As we are well and truly into December, I thought it only right that the next meeting of the Nineteenth-Century Book Club explored some of the wonderful Victorian Christmas stories written by some of our favourite authors. Not only are you sure to enjoy these tales yourself, a Christmas collection could come in very handy if you’re still searching for the perfect gift for the book lover in your life…

Any self-respecting list of nineteenth-century Christmas stories would be doing itself an injustice if it didn’t begin with perennial favourite, Charles Dickens’s A Christmas Carol (1843). Combining Christmas with ghostly visits, this is one for the ages. It’s worth noting that Dickens’s foray into Christmas tales didn’t stop with Ebenezer Scrooge; he also wrote many other yuletide-related short stories, including, ‘The Chimes’, ‘The Haunted Man’, and ‘The Cricket on the Hearth.’
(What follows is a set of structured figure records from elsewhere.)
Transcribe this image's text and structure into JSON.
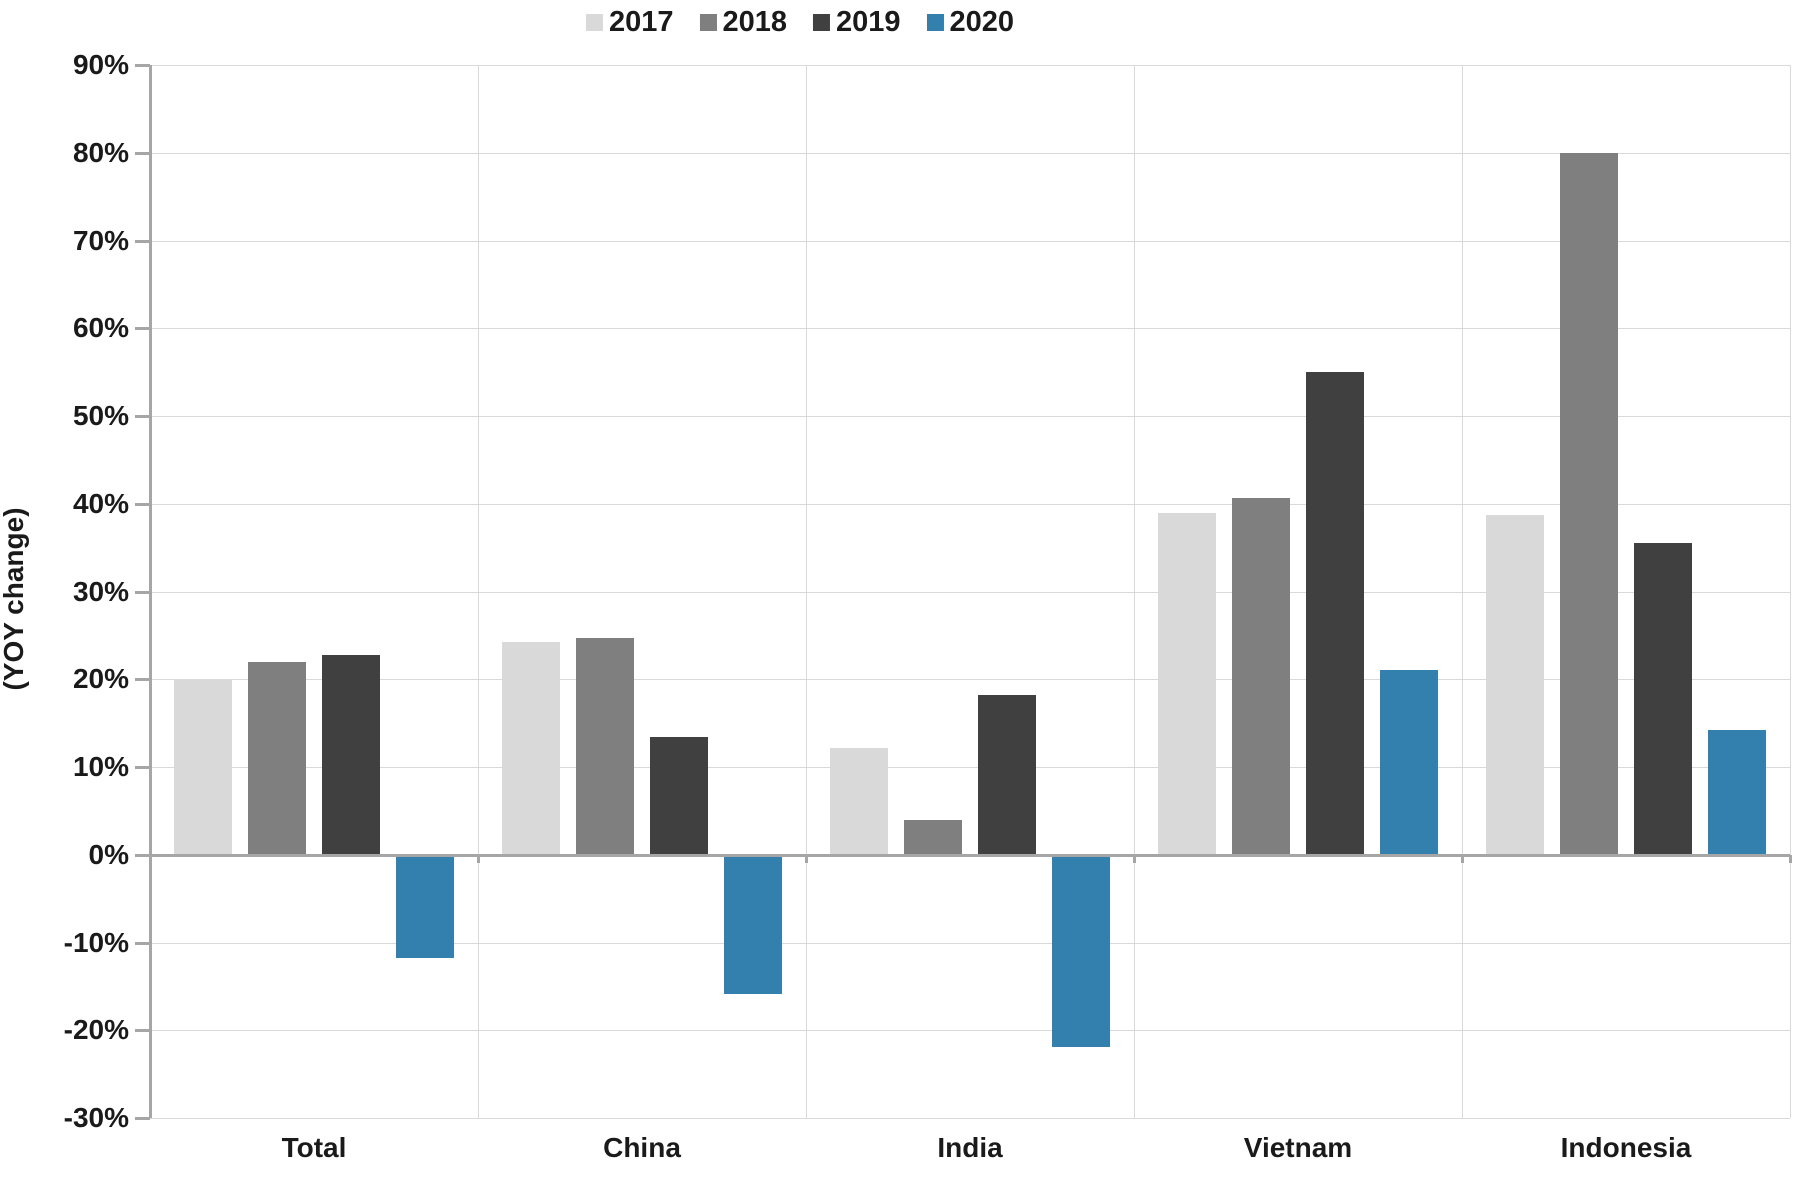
{
  "chart_data": {
    "type": "bar",
    "title": "",
    "xlabel": "",
    "ylabel": "(YOY change)",
    "categories": [
      "Total",
      "China",
      "India",
      "Vietnam",
      "Indonesia"
    ],
    "series": [
      {
        "name": "2017",
        "color": "#d9d9d9",
        "values": [
          20.0,
          24.3,
          12.2,
          39.0,
          38.7
        ]
      },
      {
        "name": "2018",
        "color": "#7f7f7f",
        "values": [
          22.0,
          24.7,
          4.0,
          40.7,
          80.0
        ]
      },
      {
        "name": "2019",
        "color": "#404040",
        "values": [
          22.8,
          13.4,
          18.2,
          55.0,
          35.5
        ]
      },
      {
        "name": "2020",
        "color": "#337fad",
        "values": [
          -11.7,
          -15.8,
          -21.8,
          21.0,
          14.2
        ]
      }
    ],
    "y_axis": {
      "min": -30,
      "max": 90,
      "step": 10,
      "ticks": [
        {
          "label": "90%",
          "value": 90
        },
        {
          "label": "80%",
          "value": 80
        },
        {
          "label": "70%",
          "value": 70
        },
        {
          "label": "60%",
          "value": 60
        },
        {
          "label": "50%",
          "value": 50
        },
        {
          "label": "40%",
          "value": 40
        },
        {
          "label": "30%",
          "value": 30
        },
        {
          "label": "20%",
          "value": 20
        },
        {
          "label": "10%",
          "value": 10
        },
        {
          "label": "0%",
          "value": 0
        },
        {
          "label": "-10%",
          "value": -10
        },
        {
          "label": "-20%",
          "value": -20
        },
        {
          "label": "-30%",
          "value": -30
        }
      ]
    },
    "grid": true,
    "legend_position": "top"
  }
}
Just when you thought Elizabeth Gaskell couldn’t get any better, you discover her Christmas stories! If you enjoy a bit of a scare as you tuck into your mince pies, then look no further than ‘The Old Nurse’s Story’ (1852). Though not strictly Christmas-based, this spooky tale perfectly fits into the Victorian tradition of the ghost story. If one story isn’t enough to give you your Gaskell fix, then try the collection, Curious, If True (published between 1852 and 1861). Perfect for wintery nights in front of the fire.

I see that my recommendations seem to be connecting Christmas with ghosts, but please stick with me for M. R. James. I know, before you say anything, I’m cheating because he isn’t totally nineteenth century, but hey, it’s Christmas, I can do these things. There’s a good chance you might have watched TV adaptations of his stories (the Christmas telly schedule sometimes repeats the 70’s anthology series of his short-stories), even if you haven’t read them. If that is the case, then why not give his collection a go? With stories including, ‘The Stalls of Barchester Cathedral’ (1910) you’ll be needing that extra sherry before bedtime.

If you love to curl up with a spot of detective fiction, then look no further than Arthur Conan Doyle’s, ‘The Adventure of the Blue Carbuncle’ (1892). Combining the genius of Sherlock Holmes with Christmas, you’ll be guessing until the end.

These are just a few suggestions for those of you looking to enjoy some well-deserved reading time this festive season. There are some beautiful collections out there, which, in my humble opinion, make the perfect gift! If you have an independent bookshop nearby, perhaps consider paying them a visit. After the difficult year we’ve all experienced, your business could be just the present they need.

To all of you wonderful readers out there, have a wonderful Christmas, and happy reading.